Email had been their way around it. She didn't have to see him sick; he didn't have to see her choke.

She looked around, studying the big horn sheep. The yarn looked sticky, covered in smoke and dust. Her father would like the place, the tacky décor, bad wiring, mislabeled keys. He'd pick it over the chains clustered in their rows, promising indoor pools, free continental breakfasts. "The older something is, kid, the more you can trust it. All these new strip malls and plastic future-rama cars are like zitty adolescents asking you to bed before getting your name."

She could make it back. Her mother wouldn't let him leave the hospital immediately. The doctors would keep him hooked up to their machines. A town with an airport was only a couple hours away—she'd driven by the signs. She could leave right now.

She squeezed the roach of her joint between her nails and held it close enough to her lips to get the last of its smoke.

The first time she'd smoked was through an apple in her father's shop, discussing circuits. "Don't tell you mother, huh?" he'd whispered as they sneaked back into the house for food. "Let's see if we can get in and out without her catching us."

But she had caught them, spreading mayo on bread for sandwiches, rustling chip bags, popping lids off beers.

"Tom, you shouldn't be giving her beer at this age."

He'd laughed and said, "That's not what you said back when I was deciding whether I wanted to have kids with you, so I won't buy it now."

And they'd closed their sandwiches, gathered up their drinks and snacks and headed out the back door. She'd stolen a glance at her mother and thought she was smiling, just a little, just enough.

She replied to the boy's last message. "I'm alive. Thanks."

Sorry kid.

A car pulled up outside, loud, a missing muffler.

She looked around for a clock. She'd rolled in late, but it couldn't be 5:00 already. There wasn't a clock in the room. She pulled her cell out again. It was 2:00 and there was another text message from her mother.

The door to 25 opened and slammed. The shared wall wobbled a bit.
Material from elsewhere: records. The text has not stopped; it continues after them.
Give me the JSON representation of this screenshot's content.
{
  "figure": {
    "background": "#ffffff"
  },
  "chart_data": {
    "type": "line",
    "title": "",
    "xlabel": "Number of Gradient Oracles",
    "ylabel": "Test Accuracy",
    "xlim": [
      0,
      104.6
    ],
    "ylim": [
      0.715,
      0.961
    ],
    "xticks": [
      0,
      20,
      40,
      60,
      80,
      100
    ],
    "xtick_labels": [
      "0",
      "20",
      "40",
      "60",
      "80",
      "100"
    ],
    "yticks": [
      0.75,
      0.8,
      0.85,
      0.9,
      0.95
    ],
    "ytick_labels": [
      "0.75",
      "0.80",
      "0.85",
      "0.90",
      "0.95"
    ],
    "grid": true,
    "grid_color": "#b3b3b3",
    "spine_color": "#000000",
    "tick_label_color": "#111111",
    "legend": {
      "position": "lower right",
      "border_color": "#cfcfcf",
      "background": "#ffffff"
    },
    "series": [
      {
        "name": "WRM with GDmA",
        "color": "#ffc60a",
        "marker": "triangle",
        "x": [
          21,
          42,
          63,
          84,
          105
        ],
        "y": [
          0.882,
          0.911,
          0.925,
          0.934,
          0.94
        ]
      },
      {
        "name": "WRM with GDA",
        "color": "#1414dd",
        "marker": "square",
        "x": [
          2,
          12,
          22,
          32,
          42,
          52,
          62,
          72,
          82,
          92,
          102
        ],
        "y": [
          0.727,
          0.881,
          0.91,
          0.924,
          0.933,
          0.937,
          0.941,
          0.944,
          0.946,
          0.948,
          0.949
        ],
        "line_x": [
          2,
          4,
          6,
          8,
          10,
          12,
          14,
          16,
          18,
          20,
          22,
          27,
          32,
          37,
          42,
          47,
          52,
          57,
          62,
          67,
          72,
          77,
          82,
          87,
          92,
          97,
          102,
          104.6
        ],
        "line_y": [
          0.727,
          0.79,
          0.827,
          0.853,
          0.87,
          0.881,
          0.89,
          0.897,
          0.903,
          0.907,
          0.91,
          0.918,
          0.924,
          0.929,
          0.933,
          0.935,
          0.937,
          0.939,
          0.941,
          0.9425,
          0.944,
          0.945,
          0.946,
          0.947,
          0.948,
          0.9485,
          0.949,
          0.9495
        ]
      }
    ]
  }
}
There was quiet, then the low murmur of the TV. She wondered if her smoke seeped through too. Her heater banged and gave off the smell of burning hair.

She closed her email, shut down her computer and took one more sip from the bottle of whiskey. She stood and switched off the lights. Then she lay down, still in her coat, pulling the sheet and ratty blanket up to her shoulder, putting her head on the smoky smelling pillow. She closed her eyes, listening to the tinkle of dust on the window like broken filaments.



The wind was quieter in the morning. She left a fifty dollar bill in her room with the keys and a quick note in her beautiful handwriting, "I was up early. Didn't want to wake you. Thanks for the hospitality and speedy wi-fi."

Her mother would be jealous.

She pulled out onto the road. In the rearview, she could see the other side of the reader board. "Wi-Fi(ght) it Stay Here!"

She smiled and slipped her last joint to her lips, listening to the sizzle of the paper against the car's cigarette lighter, pulling air through, getting it to burn, a completed circuit. She took a long drag and turned up her music, her father's tin box sitting empty on the seat next to her.